Pro Tip: Measure the distance from the ceiling to each pushpin to make sure the tapestry hangs level.
Related: How To: Clean Upholstery
STEP 2: Place support pins, starting in the center.
Large tapestries typically take more than two pins. Once you’ve placed the two corner pins, use a measuring tape to find the center of the tapestry and place a pin in this location. Measure from the center pin to one of the corner pins. Divide this number to determine the center of this measurement and place a pin there.
Repeat this process (measuring between two pins and finding the center) until you’ve installed as many pins as the tapestry needs for adequate support.
How to Hang a Tapestry Using Command Strips or Velcro
If you’re wondering how to hang a tapestry without a rod or how to hang a tapestry without putting holes in the wall, Command strips or Velcro are excellent options. These methods offer a clean appearance and don’t put holes in walls. They’re a particularly good option for renters or for hanging tapestries on curved walls.

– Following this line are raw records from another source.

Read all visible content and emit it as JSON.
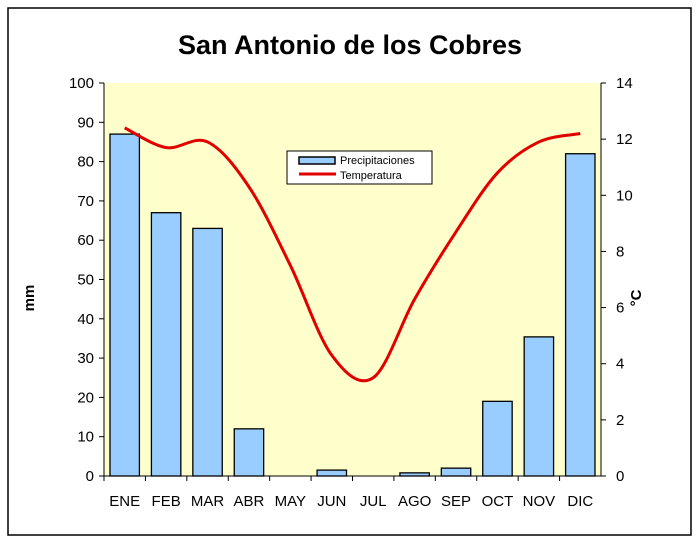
{
  "chart_data": {
    "type": "bar+line",
    "title": "San Antonio de los Cobres",
    "categories": [
      "ENE",
      "FEB",
      "MAR",
      "ABR",
      "MAY",
      "JUN",
      "JUL",
      "AGO",
      "SEP",
      "OCT",
      "NOV",
      "DIC"
    ],
    "series": [
      {
        "name": "Precipitaciones",
        "type": "bar",
        "axis": "left",
        "color": "#99ccff",
        "values": [
          87,
          67,
          63,
          12,
          0,
          1.5,
          0,
          0.8,
          2,
          19,
          35.4,
          82
        ]
      },
      {
        "name": "Temperatura",
        "type": "line",
        "axis": "right",
        "color": "#e00000",
        "values": [
          12.4,
          11.7,
          11.9,
          10.3,
          7.5,
          4.3,
          3.5,
          6.3,
          8.7,
          10.8,
          11.9,
          12.2
        ]
      }
    ],
    "ylabel": "mm",
    "ylim": [
      0,
      100
    ],
    "yticks": [
      0,
      10,
      20,
      30,
      40,
      50,
      60,
      70,
      80,
      90,
      100
    ],
    "y2label": "°C",
    "y2lim": [
      0,
      14
    ],
    "y2ticks": [
      0,
      2,
      4,
      6,
      8,
      10,
      12,
      14
    ],
    "legend": "top-center",
    "plot_background": "#ffffcc",
    "grid": false
  }
}
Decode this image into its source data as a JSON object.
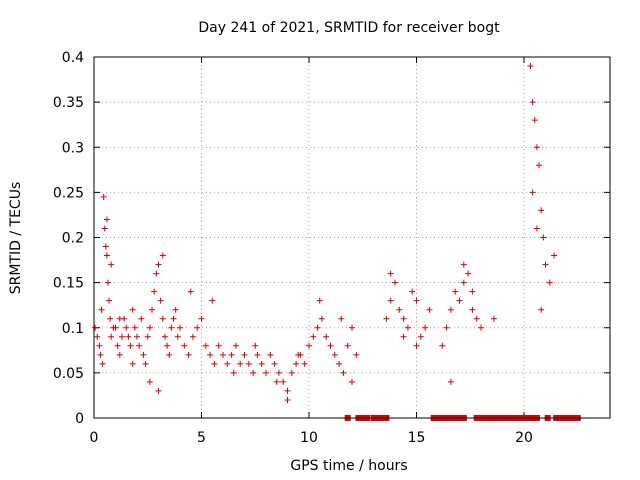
{
  "chart_data": {
    "type": "scatter",
    "title": "Day 241 of 2021, SRMTID for receiver bogt",
    "xlabel": "GPS time / hours",
    "ylabel": "SRMTID / TECUs",
    "xlim": [
      0,
      24
    ],
    "ylim": [
      0,
      0.4
    ],
    "xticks": [
      0,
      5,
      10,
      15,
      20
    ],
    "xtick_labels": [
      "0",
      "5",
      "10",
      "15",
      "20"
    ],
    "yticks": [
      0,
      0.05,
      0.1,
      0.15,
      0.2,
      0.25,
      0.3,
      0.35,
      0.4
    ],
    "ytick_labels": [
      "0",
      "0.05",
      "0.1",
      "0.15",
      "0.2",
      "0.25",
      "0.3",
      "0.35",
      "0.4"
    ],
    "grid": true,
    "marker": "+",
    "color": "#dd0000",
    "series": [
      {
        "name": "SRMTID",
        "x": [
          0.05,
          0.15,
          0.25,
          0.35,
          0.45,
          0.5,
          0.55,
          0.6,
          0.65,
          0.7,
          0.75,
          0.8,
          0.9,
          1.0,
          1.1,
          1.2,
          1.3,
          1.4,
          1.5,
          1.6,
          1.7,
          1.8,
          1.9,
          2.0,
          2.1,
          2.2,
          2.3,
          2.4,
          2.5,
          2.6,
          2.7,
          2.8,
          2.9,
          3.0,
          3.1,
          3.2,
          3.3,
          3.4,
          3.5,
          3.6,
          3.7,
          3.8,
          3.9,
          4.0,
          4.2,
          4.4,
          4.6,
          4.8,
          5.0,
          5.2,
          5.4,
          5.6,
          5.8,
          6.0,
          6.2,
          6.4,
          6.6,
          6.8,
          7.0,
          7.2,
          7.4,
          7.6,
          7.8,
          8.0,
          8.2,
          8.4,
          8.6,
          8.8,
          9.0,
          9.2,
          9.4,
          9.6,
          9.8,
          10.0,
          10.2,
          10.4,
          10.6,
          10.8,
          11.0,
          11.2,
          11.4,
          11.6,
          11.8,
          12.0,
          12.2,
          13.6,
          13.8,
          14.0,
          14.2,
          14.4,
          14.6,
          14.8,
          15.0,
          15.2,
          15.4,
          15.6,
          16.2,
          16.4,
          16.6,
          16.8,
          17.0,
          17.2,
          17.4,
          17.6,
          17.8,
          18.0,
          18.6,
          20.3,
          20.4,
          20.5,
          20.6,
          20.7,
          20.8,
          20.9,
          21.0,
          21.2,
          21.4,
          0.3,
          0.4,
          0.6,
          0.8,
          1.2,
          1.8,
          2.6,
          3.0,
          3.2,
          4.5,
          5.5,
          6.5,
          7.5,
          8.5,
          9.0,
          9.5,
          10.5,
          11.5,
          12.0,
          13.8,
          14.4,
          15.0,
          16.6,
          17.2,
          17.6,
          20.4,
          20.6,
          20.8
        ],
        "y": [
          0.1,
          0.09,
          0.08,
          0.12,
          0.245,
          0.21,
          0.19,
          0.18,
          0.15,
          0.13,
          0.11,
          0.09,
          0.1,
          0.1,
          0.08,
          0.07,
          0.09,
          0.11,
          0.1,
          0.09,
          0.08,
          0.12,
          0.1,
          0.09,
          0.08,
          0.11,
          0.07,
          0.06,
          0.09,
          0.1,
          0.12,
          0.14,
          0.16,
          0.17,
          0.13,
          0.11,
          0.09,
          0.08,
          0.07,
          0.1,
          0.11,
          0.12,
          0.09,
          0.1,
          0.08,
          0.07,
          0.09,
          0.1,
          0.11,
          0.08,
          0.07,
          0.06,
          0.08,
          0.07,
          0.06,
          0.07,
          0.08,
          0.06,
          0.07,
          0.06,
          0.05,
          0.07,
          0.06,
          0.05,
          0.07,
          0.06,
          0.05,
          0.04,
          0.03,
          0.05,
          0.06,
          0.07,
          0.06,
          0.08,
          0.09,
          0.1,
          0.11,
          0.09,
          0.08,
          0.07,
          0.06,
          0.05,
          0.08,
          0.1,
          0.07,
          0.11,
          0.13,
          0.15,
          0.12,
          0.11,
          0.1,
          0.14,
          0.13,
          0.09,
          0.1,
          0.12,
          0.08,
          0.1,
          0.12,
          0.14,
          0.13,
          0.15,
          0.16,
          0.12,
          0.11,
          0.1,
          0.11,
          0.39,
          0.35,
          0.33,
          0.3,
          0.28,
          0.23,
          0.2,
          0.17,
          0.15,
          0.18,
          0.07,
          0.06,
          0.22,
          0.17,
          0.11,
          0.06,
          0.04,
          0.03,
          0.18,
          0.14,
          0.13,
          0.05,
          0.08,
          0.04,
          0.02,
          0.07,
          0.13,
          0.11,
          0.04,
          0.16,
          0.09,
          0.08,
          0.04,
          0.17,
          0.14,
          0.25,
          0.21,
          0.12
        ],
        "flagged_zero_hours": [
          11.8,
          12.3,
          12.4,
          12.5,
          12.6,
          12.7,
          13.0,
          13.2,
          13.4,
          13.6,
          15.8,
          16.0,
          16.2,
          16.4,
          16.6,
          16.8,
          17.0,
          17.2,
          17.8,
          18.0,
          18.2,
          18.4,
          18.6,
          18.8,
          19.0,
          19.2,
          19.4,
          19.6,
          19.8,
          20.0,
          20.2,
          20.4,
          20.6,
          21.1,
          21.5,
          21.7,
          21.9,
          22.1,
          22.3,
          22.5
        ]
      }
    ]
  }
}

STEP 1: Determine where you will hang the tapestry, and prepare the wall for the adhesive.
Command strips and Velcro both require adhesive to hold the tapestry to the wall. The adhesive may come off in the presence of humidity or too much heat. Consequently, the tapestry should not hang in kitchens, bathrooms, and near heating vents. Direct sunlight may also cause the adhesive to peel off the wall.
Prepare the wall by wiping it down with a damp cloth. This removes any dirt or dust that could weaken the adhesive’s hold. Let the wall dry completely before applying the adhesive.
STEP 2: Measure and mark the hanging line with a pencil.
Measure from the ceiling to the hanging point and make light marks where each corner of the tapestry will hang. Draw a light line between these two points. Use a level to make sure the tapestry will hang straight along this line. It’s easier to make adjustments at this point than after the tapestry has been hung on the wall.
STEP 3: Apply the Command strips or Velcro to the tapestry.
Follow the directions on the Command strips to apply them to the tapestry. That typically includes peeling off one side of the backing and pressing the command strip sticky side down onto the tapestry.
You’ll need strips at each corner and equally spaced along the top of the tapestry. The larger and heavier the tapestry, the more strips you’ll need. You can also apply Command strips or Velcro to the bottom of the tapestry so that it lies flat against the wall.
STEP 4: Apply the Command strips or Velcro to the wall.
Remove the remaining backing from the Command strips, and line up the strips with the pencil line drawn on the wall. Press on each strip in place to strengthen the hold. Do the same for the strips on the bottom edge of the tapestry.